Rare Win in a COVID Business Interruption Insurance Claim
Let’s not get too excited. The claim against an insurer for breach of contract and breach of the duty of good faith and fair dealing just survived a motion to dismiss. There is still a ways to go.
The plaintiff is Teijin Automotive Technologies NA Holding Corp. (Teijin), which manufactures engineered materials for a variety of vehicles. It purchased a $400 million all risks policy from defendant Sompo America Insurance Company (Sompo), covering its six North American plants. The policy included a “Communicable Disease Coverage Endorsement,” (CDCE) which provided up to $50 million of coverage if: “[Teijin] has the actual not suspected presence of communicable disease and access [to its facilities] is limited, restricted or prohibited by” government order or a decision by a Teijin officer.

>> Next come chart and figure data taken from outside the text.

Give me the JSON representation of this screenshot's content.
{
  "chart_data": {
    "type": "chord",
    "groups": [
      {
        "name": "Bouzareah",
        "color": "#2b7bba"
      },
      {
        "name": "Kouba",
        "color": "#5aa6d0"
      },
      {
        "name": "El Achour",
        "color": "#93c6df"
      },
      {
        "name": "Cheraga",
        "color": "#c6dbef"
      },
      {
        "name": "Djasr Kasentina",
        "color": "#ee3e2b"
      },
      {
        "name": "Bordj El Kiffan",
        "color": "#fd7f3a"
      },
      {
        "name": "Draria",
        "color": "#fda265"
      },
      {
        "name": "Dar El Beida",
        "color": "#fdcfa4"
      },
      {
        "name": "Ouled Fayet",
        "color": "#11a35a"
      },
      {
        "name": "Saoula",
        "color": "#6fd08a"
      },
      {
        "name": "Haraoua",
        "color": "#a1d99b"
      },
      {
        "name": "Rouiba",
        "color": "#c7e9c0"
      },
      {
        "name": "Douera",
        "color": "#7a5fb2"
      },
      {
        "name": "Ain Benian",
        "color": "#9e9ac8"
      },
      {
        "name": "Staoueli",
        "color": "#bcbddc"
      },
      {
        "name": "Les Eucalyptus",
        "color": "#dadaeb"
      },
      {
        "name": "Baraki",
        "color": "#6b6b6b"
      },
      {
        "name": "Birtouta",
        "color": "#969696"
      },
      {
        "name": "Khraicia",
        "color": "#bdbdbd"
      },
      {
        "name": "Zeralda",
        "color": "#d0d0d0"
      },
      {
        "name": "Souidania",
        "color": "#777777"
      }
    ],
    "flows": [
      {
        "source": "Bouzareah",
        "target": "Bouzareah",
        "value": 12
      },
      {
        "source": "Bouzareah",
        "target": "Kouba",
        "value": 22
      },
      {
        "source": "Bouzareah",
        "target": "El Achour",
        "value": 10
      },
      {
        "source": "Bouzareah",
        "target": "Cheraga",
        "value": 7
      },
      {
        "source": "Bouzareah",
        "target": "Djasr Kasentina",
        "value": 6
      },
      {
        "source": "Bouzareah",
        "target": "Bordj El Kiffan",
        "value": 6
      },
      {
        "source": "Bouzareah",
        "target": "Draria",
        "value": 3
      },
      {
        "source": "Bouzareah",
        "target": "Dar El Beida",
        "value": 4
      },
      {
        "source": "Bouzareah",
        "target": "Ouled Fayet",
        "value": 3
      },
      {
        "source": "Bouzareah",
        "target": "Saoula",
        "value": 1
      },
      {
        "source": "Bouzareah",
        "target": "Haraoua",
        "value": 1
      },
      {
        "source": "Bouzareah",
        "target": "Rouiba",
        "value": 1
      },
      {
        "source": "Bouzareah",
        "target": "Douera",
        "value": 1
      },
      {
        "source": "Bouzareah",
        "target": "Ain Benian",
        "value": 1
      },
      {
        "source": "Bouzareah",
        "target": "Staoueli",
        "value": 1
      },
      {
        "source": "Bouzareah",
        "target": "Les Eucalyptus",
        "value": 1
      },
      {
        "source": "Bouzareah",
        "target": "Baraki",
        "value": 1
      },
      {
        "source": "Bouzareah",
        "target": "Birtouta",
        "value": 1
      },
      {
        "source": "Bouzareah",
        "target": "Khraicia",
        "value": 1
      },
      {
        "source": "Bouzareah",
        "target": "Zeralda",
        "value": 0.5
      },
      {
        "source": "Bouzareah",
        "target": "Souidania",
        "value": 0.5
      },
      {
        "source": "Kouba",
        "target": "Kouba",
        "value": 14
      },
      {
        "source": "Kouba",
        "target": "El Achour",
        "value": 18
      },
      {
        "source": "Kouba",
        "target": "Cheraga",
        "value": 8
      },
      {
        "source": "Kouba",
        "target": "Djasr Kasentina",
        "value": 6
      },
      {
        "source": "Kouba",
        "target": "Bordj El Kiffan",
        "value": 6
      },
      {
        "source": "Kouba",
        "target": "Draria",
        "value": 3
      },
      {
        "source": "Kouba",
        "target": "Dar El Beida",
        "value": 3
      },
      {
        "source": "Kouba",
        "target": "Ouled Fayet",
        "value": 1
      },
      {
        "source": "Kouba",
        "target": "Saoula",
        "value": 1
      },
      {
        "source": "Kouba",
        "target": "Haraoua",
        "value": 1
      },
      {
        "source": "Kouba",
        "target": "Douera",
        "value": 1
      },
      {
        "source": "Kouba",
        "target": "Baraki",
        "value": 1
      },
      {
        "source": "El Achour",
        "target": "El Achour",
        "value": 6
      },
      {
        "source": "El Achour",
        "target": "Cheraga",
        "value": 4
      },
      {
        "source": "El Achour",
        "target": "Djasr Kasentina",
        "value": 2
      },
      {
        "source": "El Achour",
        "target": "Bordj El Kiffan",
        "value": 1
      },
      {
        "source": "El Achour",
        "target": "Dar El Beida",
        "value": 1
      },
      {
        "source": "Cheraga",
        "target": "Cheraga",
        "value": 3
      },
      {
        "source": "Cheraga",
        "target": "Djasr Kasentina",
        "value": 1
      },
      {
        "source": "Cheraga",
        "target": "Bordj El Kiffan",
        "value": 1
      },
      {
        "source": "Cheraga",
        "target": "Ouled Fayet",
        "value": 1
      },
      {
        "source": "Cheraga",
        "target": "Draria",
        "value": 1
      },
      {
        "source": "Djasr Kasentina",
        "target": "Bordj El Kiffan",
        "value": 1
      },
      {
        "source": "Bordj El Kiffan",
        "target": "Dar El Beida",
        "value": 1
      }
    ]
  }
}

Teijin began experiencing losses due to the COVID-19 pandemic in early 2020. Reasonably enough, it alleges that there was a statistical certainty that COVID was actually present in its facilities. Teijin’s facilities were deemed “essential” and so they were not closed but access was limited, and Teijin implemented costly cleaning and disinfecction procedures. Teijin provided notice of its losses in June 2020 and again in June 2021 and February 2022. On March 15, 2022, Sompo denied coverage, claiming that the CDCE required “direct physical loss, damage, or destruction’ to property.”

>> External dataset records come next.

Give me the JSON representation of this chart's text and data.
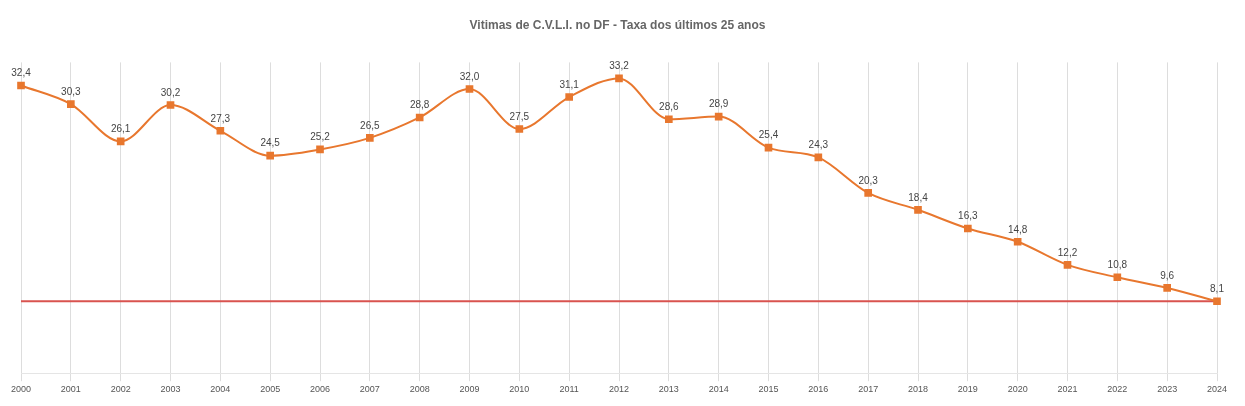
{
  "chart_data": {
    "type": "line",
    "title": "Vitimas de C.V.L.I. no DF - Taxa dos últimos 25 anos",
    "categories": [
      "2000",
      "2001",
      "2002",
      "2003",
      "2004",
      "2005",
      "2006",
      "2007",
      "2008",
      "2009",
      "2010",
      "2011",
      "2012",
      "2013",
      "2014",
      "2015",
      "2016",
      "2017",
      "2018",
      "2019",
      "2020",
      "2021",
      "2022",
      "2023",
      "2024"
    ],
    "series": [
      {
        "color": "#e8772e",
        "values": [
          32.4,
          30.3,
          26.1,
          30.2,
          27.3,
          24.5,
          25.2,
          26.5,
          28.8,
          32.0,
          27.5,
          31.1,
          33.2,
          28.6,
          28.9,
          25.4,
          24.3,
          20.3,
          18.4,
          16.3,
          14.8,
          12.2,
          10.8,
          9.6,
          8.1
        ],
        "value_labels": [
          "32,4",
          "30,3",
          "26,1",
          "30,2",
          "27,3",
          "24,5",
          "25,2",
          "26,5",
          "28,8",
          "32,0",
          "27,5",
          "31,1",
          "33,2",
          "28,6",
          "28,9",
          "25,4",
          "24,3",
          "20,3",
          "18,4",
          "16,3",
          "14,8",
          "12,2",
          "10,8",
          "9,6",
          "8,1"
        ]
      }
    ],
    "ylim": [
      0,
      35
    ],
    "tick_labels": "x",
    "grid": "x",
    "marker": "square",
    "legend": false,
    "ref_lines": [
      {
        "axis": "y",
        "value": 8.1,
        "color": "#d9534f"
      }
    ]
  }
}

Teijin filed suit in 2024, alleging breach of contract, breach of the duty of good faith and fair dealing, and statutory claims. Sompo responded with a motion to dismiss. On March 26, 2025, the District Court for the Middle District of North Carolina denied that motion in Teijin Automotive Technologies NA Holding Corp. v. Sompo America Insurance Company.
The opinion begins with some discussion of choice of law and Sompo’s argument that the claim is untimely. The Court did not find it necessary to decide either issue at this stage, in part because the challenge to the timeliness of the claim was waived for the purpose of the motion to dismiss.

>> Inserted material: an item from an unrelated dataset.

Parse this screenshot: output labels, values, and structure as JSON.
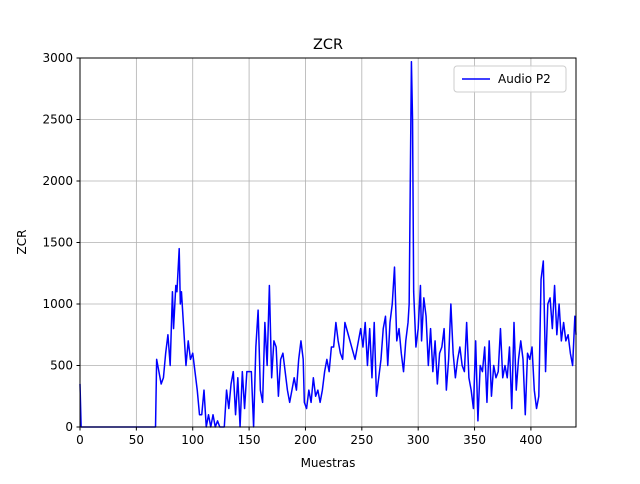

On the merits, the parties parsed the language of the CDCE differently. Sompo conceded the actual presence of COVID at the Tiejin facilities but argued that the orders that were issued by the government or by Teijin officers did not qualify to trigger coverage under the policy. With respect to both government regulations and orders by Teijin officers, the Court disagreed.
Having denied the motion to dismiss with respect to breach of contract, the Court also denied the motion with respect to the duty of good faith and fair dealing. The statutory claims also survived in a complex analysis that takes us beyond the scope of this Blog.
Why is this case different from [almost] all other COVID cases decided under all risks insurance policies. The key language in those policies requires “direct physical loss or damage” caused by the presence of COVID in the workplace. As discussed most recently here, courts are reluctant to recognize actual, physical damage to property that cannot be seen with the naked eye. That language was not included in the CDCE. Teijin was thus able to take the road less travelled by, and that has made all the difference.